Enfin, témoignez-nous votre sympathie et votre solidarité de toutes les façons, pourvu que cela se fasse activement, concrètement – et non plus seulement en paroles.

P.N.-P.A.


[1] Celui-ci n'a d'ailleurs pas tardé à s'aligner sur la nouvelle « Majorité silencieuse » – et pourtant très attentive. Après avoir scrupuleusement signalé à ses lecteurs chacune de nos sorties, il s'est brusquement tu au No. 4, dans lequel, pure coïncidence bien entendu, nous malmenions un peu l'un de ses plus vénérables collaborateurs, appelé par certains le Mandarin Intrépide, dit aussi parfois Robert le Diable Noir (allusion à sa paranoïa africanisante), en un mot l'illustre M.Robert Cornevin.

Comme nous nous enquérions, par pure malice et sans aucune illusion, auprès de M.Claude Julien, de ce subit mutisme, le Rédacteur en Chef, sans se donner la peine d'aborder le vrai problème, n'hésita pas à nous sommer de faire l'exégèse de notre propre missive dont, à l'en croire, deux phrases prêtaient à malentendu. Bigre ! Ainsi donc, pour l'intraitable Cassandre des éditoriaux du Monde Diplomatique, la tâche la plus pressante actuellement s'agissant de l'Afrique, c'est la chasse aux malentendus.
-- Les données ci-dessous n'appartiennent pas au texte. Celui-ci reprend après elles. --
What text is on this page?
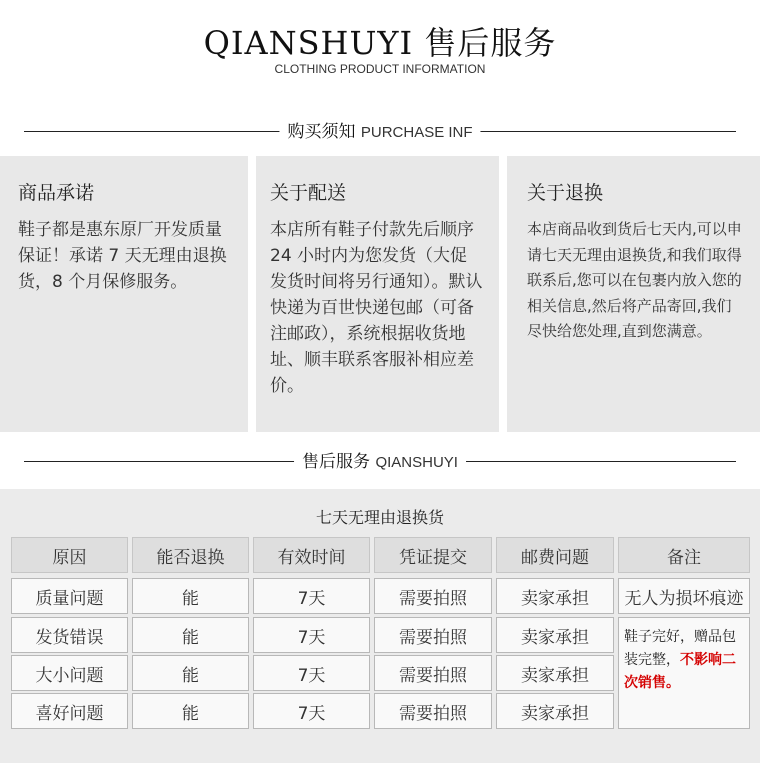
QIANSHUYI 售后服务
CLOTHING PRODUCT INFORMATION
购买须知 PURCHASE INF
商品承诺

鞋子都是惠东原厂开发质量保证！承诺 7 天无理由退换货，8 个月保修服务。

关于配送

本店所有鞋子付款先后顺序 24 小时内为您发货（大促发货时间将另行通知）。默认快递为百世快递包邮（可备注邮政），系统根据收货地址、顺丰联系客服补相应差价。

关于退换

本店商品收到货后七天内,可以申请七天无理由退换货,和我们取得联系后,您可以在包裹内放入您的相关信息,然后将产品寄回,我们尽快给您处理,直到您满意。

售后服务 QIANSHUYI
七天无理由退换货
原因	能否退换	有效时间	凭证提交	邮费问题	备注
质量问题	能	7天	需要拍照	卖家承担	无人为损坏痕迹
发货错误	能	7天	需要拍照	卖家承担
大小问题	能	7天	需要拍照	卖家承担
喜好问题	能	7天	需要拍照	卖家承担
鞋子完好，赠品包装完整，不影响二次销售。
Eternelle duplicité de la grande bourgeoisie française qui a fondé sa prospérité, une fois pour toutes, sur le sur le travail des Africains, tout en se réclamant des plus nobles valeurs du cœur; esclavagiste côté cour, babouviste côté jardin; colonialiste sur le continent noir, s'épuisant à combattre pour les Droits de l'Homme à Helsinki, Santiago-du-Chili, Leningrad, Téhéran, Ho-Chi-Minh-Ville et autres lieux bénis; matraquant ses propres Nègres par bras séculier à peine interposé et avec une ardeur qui n'a rien a envier à Vorster lui-même, torturant tous rideaux baissés dans les camps de concentration d'Ahidjo ou de Sa « Majesté » Bokassa, mais envoyant son intelligentsia de fils à papa minauder, la bouche en cul de poule, sur les tréteaux des Tartufes internationaux, en débitant des tirades éperdues, venues du dix-huitième siècle. Que ta main gauche ignore ce que fait ta main droite...

[2] Après avoir dépassé les mille exemplaires avec le No. 2 consacré, aux violations des droits de l'homme dans les dictatures africaines francophiles, la diffusion de la revue avait culminé à huit cents exemplaires avec le numéro suivant, pour chuter à cinq cents avec le No. 4, sorti, il est vrai, à la fin de l'été, c'est-à-dire à l'époque sans doute la plus creuse de l'année.